La Coupe du monde 2026 marquera un tournant majeur dans l’histoire du football. Organisée conjointement par les États-Unis, le Canada et le Mexique, elle réunira pour la première fois 48 équipes, soit 12 de plus que dans les éditions précédentes. Ce changement porte à 104 le nombre total de matchs, dont 78 aux États-Unis, 13 au Canada et 13 au Mexique.

Gianni Infantino, président de la FIFA, l’a résumé ainsi : « Ce sera la Coupe du Monde la plus grande jamais organisée. » Le Mondial entend capitaliser sur les infrastructures gigantesques de l’Amérique du Nord, avec des stades emblématiques, des capacités d’accueil exceptionnelles et une logistique pensée pour un public planétaire.

Le calendrier, dévoilé à Washington, permettra aux équipes de planifier leur préparation sur plusieurs mois. Pour le Maroc, l’ensemble du premier tour se disputera sur la côte Est américaine, un avantage logistique notable. La communauté marocaine, particulièrement présente à New York, Boston et Atlanta, promet un soutien massif aux Lions de l’Atlas.

Le parcours des Lions : New York, Boston, Atlanta… une route exigeante

Le premier choc du Maroc contre le Brésil se jouera le samedi 13 juin 2026 au stade de New York/New Jersey, l’un des temples du football nord-américain. Ce match, particulièrement attendu par les supporters comme par les observateurs du football mondial, constituera l’une des affiches majeures de la phase de groupes.

Le deuxième match opposera le Maroc à l’Écosse, le vendredi 19 juin à Boston. Une rencontre qui promet intensité et nostalgie, dans une ville où la diaspora marocaine est très présente.

Enfin, le troisième match du groupe verra les Lions affronter Haïti, le mercredi 24 juin à Atlanta, au sein d’une enceinte moderne conçue pour accueillir les plus grands événements sportifs.

Ce positionnement géographique cohérent facilitera les déplacements des supporters, attendus en nombre, et assurera un environnement familier aux joueurs.

Un calendrier mondial dense et spectaculaire

Au-delà des matchs du Maroc, la FIFA a rendu public l’ensemble du calendrier de la compétition. Les premiers matchs débuteront le 11 juin 2026, avec notamment Mexique–Afrique du Sud à l’Estadio Azteca, théâtre historique de plusieurs finales mondiales.
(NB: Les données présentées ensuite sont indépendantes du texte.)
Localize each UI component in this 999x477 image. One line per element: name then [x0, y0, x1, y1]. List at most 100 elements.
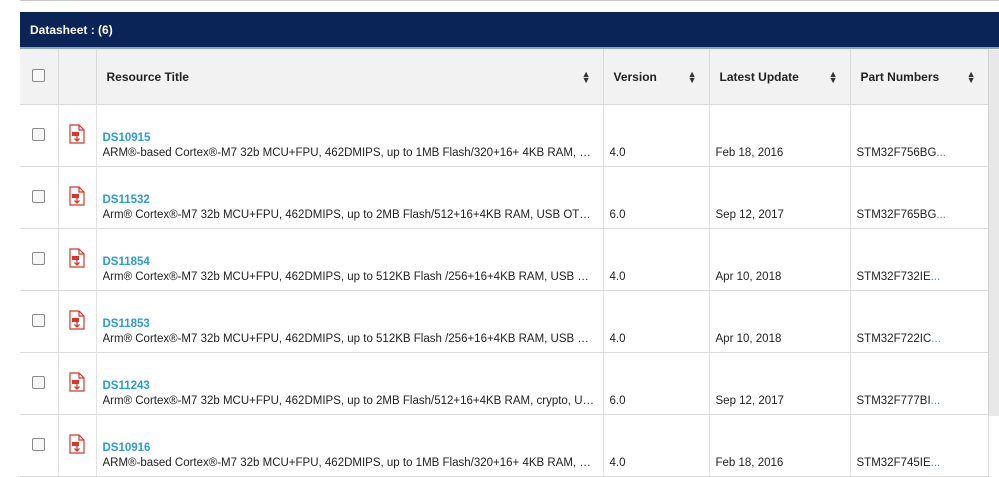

Le calendrier présente une succession de chocs : Allemagne–Curaçao, France–Sénégal, Argentine–Algérie, Pays-Bas–Japon, Belgique–Égypte, Espagne–Cap-Vert, ou encore États-Unis–Paraguay. Les matchs de poules se poursuivront jusqu’au 27 juin, avant d’ouvrir la voie aux 32 équipes qualifiées pour les seizièmes de finale, une autre nouveauté du Mondial élargi.

Les huitièmes, quarts, demi-finales et petite finale se dérouleront dans les plus grands stades du continent, de Los Angeles à Vancouver, de Houston à Miami. Quant à la grande finale, elle se tiendra le 19 juillet 2026 au stade de New York/New Jersey, où l’attente promet d’être à la hauteur de l’événement.

Une ambition nationale et un moment attendu par tout un pays

Pour le Maroc, ce Mondial symbolise une continuité historique : celle d’un football qui évolue, se professionnalise, se structure et nourrit une ambition légitime. Avec une génération talentueuse, un staff confirmé, une fédération engagée et un public passionné, les Lions de l’Atlas abordent cet événement avec la volonté de s’inscrire durablement parmi les meilleures nations du monde.

Le groupe C promet d’être difficile, mais l’histoire récente du football marocain montre qu’il n’existe plus de plafond de verre. Les Lions ont déjà renversé les pronostics, conquis les foules, et ouvert un nouveau chapitre du football africain et arabe.

En 2026, ils ne rejoueront pas seulement leur passé : ils tenteront d’écrire une nouvelle page, dans un Mondial qui s’annonce grandiose et historique.